We see the negativity that targets ourselves most. We do not see the negativity that targets those we disagree with.
It's not good when it's coming from the other side either.

I think the fundamental difference that is bothering me is that mingled in with the normal debate, when things move in a certain direction (which happened from 3e to 4e, and from 5e to 5.5e (though I obviously to a lesser extent)), there isn't just a preference battle, but a type of denial that the changes even happened. "I'm not seeing the problem, so it's not there."

I didn't see that when 5e 2014 was coming out. I did see (and participate in) offering advice on how to get more of what you want out of it if it veered too far from a preference for AD&D or 4e, but I didn't see prominent ongoing claims that 5e wasn't significantly different from what came before. It was acknowledged and discussed.

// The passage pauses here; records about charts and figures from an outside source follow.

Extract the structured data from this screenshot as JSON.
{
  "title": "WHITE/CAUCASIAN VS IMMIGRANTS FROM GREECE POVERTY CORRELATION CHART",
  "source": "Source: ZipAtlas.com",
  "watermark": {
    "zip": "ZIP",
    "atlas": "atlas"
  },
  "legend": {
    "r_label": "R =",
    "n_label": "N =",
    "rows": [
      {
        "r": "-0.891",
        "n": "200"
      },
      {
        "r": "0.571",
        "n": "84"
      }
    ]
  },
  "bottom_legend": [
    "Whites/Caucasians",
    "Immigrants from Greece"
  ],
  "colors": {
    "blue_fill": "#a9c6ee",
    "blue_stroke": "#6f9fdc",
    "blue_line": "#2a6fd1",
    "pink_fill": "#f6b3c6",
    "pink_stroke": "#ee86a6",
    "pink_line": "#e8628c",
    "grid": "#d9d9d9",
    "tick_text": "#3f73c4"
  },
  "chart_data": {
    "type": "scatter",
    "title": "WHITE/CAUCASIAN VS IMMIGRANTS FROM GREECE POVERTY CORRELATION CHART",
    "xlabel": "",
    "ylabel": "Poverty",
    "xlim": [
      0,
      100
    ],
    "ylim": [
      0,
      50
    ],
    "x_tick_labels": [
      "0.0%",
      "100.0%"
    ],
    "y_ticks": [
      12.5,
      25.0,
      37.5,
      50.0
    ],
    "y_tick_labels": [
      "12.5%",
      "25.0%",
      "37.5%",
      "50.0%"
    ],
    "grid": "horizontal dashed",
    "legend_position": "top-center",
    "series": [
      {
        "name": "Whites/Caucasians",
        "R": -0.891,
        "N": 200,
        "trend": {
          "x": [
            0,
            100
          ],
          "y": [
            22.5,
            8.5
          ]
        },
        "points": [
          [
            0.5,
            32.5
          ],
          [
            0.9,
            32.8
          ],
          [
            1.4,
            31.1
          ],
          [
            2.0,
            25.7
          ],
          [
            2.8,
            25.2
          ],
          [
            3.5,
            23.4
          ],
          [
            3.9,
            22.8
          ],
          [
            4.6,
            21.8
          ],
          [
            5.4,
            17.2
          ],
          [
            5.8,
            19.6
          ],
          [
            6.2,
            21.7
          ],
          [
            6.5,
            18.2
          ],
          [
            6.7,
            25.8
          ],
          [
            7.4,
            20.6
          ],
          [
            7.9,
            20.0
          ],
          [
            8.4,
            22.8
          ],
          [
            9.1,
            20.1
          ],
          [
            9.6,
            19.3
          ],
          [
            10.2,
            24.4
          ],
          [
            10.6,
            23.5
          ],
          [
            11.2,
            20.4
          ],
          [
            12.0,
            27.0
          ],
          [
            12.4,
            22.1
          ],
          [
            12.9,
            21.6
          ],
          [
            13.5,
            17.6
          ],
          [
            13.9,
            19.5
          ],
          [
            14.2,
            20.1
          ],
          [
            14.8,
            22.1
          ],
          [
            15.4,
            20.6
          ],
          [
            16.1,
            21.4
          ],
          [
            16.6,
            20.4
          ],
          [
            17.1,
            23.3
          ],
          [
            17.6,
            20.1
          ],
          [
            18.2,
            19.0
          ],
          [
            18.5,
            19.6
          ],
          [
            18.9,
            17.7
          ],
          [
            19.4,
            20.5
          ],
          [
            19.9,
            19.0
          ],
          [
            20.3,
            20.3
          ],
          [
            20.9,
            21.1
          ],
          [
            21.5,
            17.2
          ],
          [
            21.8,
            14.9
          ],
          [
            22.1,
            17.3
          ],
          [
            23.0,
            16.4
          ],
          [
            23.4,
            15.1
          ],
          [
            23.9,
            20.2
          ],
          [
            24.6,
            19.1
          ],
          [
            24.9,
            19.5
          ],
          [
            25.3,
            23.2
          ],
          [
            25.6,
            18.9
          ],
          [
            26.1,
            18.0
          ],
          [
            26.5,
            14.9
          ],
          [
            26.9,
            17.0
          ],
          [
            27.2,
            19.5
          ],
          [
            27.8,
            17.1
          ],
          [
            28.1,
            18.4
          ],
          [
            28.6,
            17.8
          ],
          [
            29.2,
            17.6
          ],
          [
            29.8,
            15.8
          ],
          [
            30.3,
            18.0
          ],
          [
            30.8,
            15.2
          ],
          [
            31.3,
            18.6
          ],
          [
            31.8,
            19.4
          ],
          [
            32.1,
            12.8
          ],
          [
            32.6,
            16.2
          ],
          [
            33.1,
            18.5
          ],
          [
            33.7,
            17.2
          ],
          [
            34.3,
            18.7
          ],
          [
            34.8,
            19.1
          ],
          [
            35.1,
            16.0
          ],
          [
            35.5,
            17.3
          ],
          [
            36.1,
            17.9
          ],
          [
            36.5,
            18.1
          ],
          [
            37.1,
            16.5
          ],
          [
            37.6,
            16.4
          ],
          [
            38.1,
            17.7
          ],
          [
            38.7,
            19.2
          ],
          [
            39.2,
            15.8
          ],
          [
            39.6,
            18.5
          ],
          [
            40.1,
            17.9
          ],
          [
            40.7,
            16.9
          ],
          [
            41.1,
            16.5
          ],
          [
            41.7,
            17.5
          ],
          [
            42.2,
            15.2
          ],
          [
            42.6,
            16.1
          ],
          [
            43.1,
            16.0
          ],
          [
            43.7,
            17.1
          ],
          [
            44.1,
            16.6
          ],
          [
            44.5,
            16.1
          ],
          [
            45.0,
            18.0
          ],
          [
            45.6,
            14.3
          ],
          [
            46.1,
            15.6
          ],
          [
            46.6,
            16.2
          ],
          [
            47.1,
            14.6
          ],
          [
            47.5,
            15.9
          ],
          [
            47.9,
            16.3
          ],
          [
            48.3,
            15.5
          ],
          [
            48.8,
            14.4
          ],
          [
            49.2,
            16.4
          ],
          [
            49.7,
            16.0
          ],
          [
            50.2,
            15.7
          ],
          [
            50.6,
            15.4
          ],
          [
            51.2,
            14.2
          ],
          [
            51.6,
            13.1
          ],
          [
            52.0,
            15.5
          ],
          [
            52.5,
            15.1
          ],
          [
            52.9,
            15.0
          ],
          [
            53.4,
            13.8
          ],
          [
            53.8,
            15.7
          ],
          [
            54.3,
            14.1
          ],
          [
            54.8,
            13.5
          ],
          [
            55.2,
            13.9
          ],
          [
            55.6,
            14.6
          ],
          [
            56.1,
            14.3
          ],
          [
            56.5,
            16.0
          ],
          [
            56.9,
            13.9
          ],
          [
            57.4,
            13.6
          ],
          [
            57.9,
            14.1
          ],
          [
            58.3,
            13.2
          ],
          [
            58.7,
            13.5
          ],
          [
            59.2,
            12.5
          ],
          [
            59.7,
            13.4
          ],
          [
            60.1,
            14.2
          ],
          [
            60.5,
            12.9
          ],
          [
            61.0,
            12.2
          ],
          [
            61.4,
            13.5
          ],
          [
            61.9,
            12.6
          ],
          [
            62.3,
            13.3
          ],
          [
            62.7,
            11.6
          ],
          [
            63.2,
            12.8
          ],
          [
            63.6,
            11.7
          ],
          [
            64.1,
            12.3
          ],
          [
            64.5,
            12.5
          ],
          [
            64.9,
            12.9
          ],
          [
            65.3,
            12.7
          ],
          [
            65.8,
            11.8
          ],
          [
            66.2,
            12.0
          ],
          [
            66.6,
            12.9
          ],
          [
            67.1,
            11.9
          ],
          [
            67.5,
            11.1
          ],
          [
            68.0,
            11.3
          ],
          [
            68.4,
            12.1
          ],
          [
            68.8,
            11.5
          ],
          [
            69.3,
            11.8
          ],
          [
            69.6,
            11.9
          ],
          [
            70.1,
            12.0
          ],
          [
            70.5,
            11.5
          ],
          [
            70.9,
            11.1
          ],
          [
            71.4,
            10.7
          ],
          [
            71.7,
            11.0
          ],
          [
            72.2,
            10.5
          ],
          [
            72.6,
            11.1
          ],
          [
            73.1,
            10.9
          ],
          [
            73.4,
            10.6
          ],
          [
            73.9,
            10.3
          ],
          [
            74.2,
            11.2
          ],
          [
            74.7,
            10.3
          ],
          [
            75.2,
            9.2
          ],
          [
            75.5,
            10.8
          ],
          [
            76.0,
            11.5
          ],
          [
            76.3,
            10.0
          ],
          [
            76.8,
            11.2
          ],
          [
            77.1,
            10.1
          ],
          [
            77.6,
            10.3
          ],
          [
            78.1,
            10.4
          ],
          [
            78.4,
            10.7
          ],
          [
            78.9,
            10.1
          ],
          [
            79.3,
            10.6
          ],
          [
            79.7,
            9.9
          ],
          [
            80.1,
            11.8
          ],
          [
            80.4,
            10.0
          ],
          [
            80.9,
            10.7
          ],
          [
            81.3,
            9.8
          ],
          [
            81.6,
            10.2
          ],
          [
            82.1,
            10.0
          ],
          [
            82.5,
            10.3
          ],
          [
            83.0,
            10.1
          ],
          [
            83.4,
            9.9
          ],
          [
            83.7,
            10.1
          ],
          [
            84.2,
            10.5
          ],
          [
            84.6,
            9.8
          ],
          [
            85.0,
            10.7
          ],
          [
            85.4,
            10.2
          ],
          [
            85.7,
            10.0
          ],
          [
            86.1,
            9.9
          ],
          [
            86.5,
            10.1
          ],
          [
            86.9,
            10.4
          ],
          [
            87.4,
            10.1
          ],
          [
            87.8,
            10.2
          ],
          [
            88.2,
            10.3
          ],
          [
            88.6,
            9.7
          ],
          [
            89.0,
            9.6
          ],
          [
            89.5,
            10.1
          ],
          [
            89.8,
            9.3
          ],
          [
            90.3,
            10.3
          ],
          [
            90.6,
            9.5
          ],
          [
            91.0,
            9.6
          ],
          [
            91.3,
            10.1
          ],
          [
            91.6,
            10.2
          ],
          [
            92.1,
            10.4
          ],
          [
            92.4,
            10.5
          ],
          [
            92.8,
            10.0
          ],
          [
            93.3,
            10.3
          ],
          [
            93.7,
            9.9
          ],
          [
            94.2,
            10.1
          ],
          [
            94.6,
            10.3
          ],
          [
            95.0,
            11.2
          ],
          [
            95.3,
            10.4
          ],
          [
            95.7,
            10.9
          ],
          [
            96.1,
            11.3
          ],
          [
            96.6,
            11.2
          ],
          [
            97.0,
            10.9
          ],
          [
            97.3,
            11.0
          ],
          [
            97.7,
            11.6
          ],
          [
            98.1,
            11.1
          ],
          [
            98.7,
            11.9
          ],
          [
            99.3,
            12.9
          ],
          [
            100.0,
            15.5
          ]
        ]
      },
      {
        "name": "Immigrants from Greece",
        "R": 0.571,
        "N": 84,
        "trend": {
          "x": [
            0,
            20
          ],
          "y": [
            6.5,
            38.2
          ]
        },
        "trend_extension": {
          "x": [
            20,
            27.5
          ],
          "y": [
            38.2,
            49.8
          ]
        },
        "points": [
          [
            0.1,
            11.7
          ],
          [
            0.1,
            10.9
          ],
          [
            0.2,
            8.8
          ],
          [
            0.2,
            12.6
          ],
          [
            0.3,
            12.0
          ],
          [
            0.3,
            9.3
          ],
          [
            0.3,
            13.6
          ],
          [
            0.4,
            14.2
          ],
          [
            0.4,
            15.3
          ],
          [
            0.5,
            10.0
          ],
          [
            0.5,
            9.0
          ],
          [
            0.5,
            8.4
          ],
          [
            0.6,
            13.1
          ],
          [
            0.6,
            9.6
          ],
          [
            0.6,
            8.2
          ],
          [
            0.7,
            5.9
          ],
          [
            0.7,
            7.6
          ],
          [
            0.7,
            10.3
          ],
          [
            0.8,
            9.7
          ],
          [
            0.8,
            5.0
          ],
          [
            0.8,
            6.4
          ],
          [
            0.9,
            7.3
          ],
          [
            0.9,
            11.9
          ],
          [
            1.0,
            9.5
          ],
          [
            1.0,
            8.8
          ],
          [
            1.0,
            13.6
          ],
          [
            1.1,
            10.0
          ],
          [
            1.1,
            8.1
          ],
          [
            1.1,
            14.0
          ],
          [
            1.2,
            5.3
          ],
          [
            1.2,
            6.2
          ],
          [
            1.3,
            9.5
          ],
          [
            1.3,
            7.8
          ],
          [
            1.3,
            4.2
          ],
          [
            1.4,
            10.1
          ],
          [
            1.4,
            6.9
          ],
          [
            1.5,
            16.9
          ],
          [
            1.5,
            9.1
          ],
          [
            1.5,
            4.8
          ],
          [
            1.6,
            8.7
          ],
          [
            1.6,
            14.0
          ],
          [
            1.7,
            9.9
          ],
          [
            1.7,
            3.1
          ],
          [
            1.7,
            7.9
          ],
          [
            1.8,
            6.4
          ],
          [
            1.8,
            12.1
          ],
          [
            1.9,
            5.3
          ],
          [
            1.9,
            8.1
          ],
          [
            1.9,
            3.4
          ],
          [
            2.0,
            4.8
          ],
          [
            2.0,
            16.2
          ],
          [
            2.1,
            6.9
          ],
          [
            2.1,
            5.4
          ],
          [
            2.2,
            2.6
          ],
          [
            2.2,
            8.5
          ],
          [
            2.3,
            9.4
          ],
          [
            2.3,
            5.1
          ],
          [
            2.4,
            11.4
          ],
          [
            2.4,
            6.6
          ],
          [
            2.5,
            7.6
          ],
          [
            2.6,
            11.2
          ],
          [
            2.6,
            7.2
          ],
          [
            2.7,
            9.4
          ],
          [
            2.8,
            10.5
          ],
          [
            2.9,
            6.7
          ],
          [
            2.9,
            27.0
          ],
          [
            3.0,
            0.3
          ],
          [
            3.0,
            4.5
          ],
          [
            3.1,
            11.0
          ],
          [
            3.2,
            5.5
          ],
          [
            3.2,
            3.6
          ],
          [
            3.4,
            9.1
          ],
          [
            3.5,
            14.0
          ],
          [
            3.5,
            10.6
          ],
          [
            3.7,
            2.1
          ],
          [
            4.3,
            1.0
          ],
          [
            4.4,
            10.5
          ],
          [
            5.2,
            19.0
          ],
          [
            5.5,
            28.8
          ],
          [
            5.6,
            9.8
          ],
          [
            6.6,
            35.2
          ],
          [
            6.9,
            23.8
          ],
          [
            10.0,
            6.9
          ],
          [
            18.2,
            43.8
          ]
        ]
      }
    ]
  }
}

I should note that the statements of not seeing significant difference are more understandable now than they were in the 3e to 4e change due to being more subtle, and also acknowledge that it's possible I'm just not remembering such statements possibly appearing about the introduction of 5e. I'm also not denying that there are likely different hostile responses regarding changes in an opposite direction. There likely are, and they are likely different in character. Since that isn't the current design switch, discussion of it would better be explicitly framed as a discussion within a different context than added to the current topic.

I would love to have a dedicated discussion intended to illustrate the shifts and answer the questions of those who are honestly confused about the claims of a significant difference between 2014 5e and 2024 5e and want help to be able to see it, but I'm uncertain how to go about such a thing without heavy-handed discussion-specific moderation, because sometimes it's hard to see whether a comment is coming from a place of "I don't see a difference, but I believe there really is something there you are seeing that validly matters to you, and I would like you to help me understand how that all works," and "I don't see a real difference because there isn't one there, but I'd love to see you try to explain it so I can shoot holes in your reasoning rather than try to understand your delusion".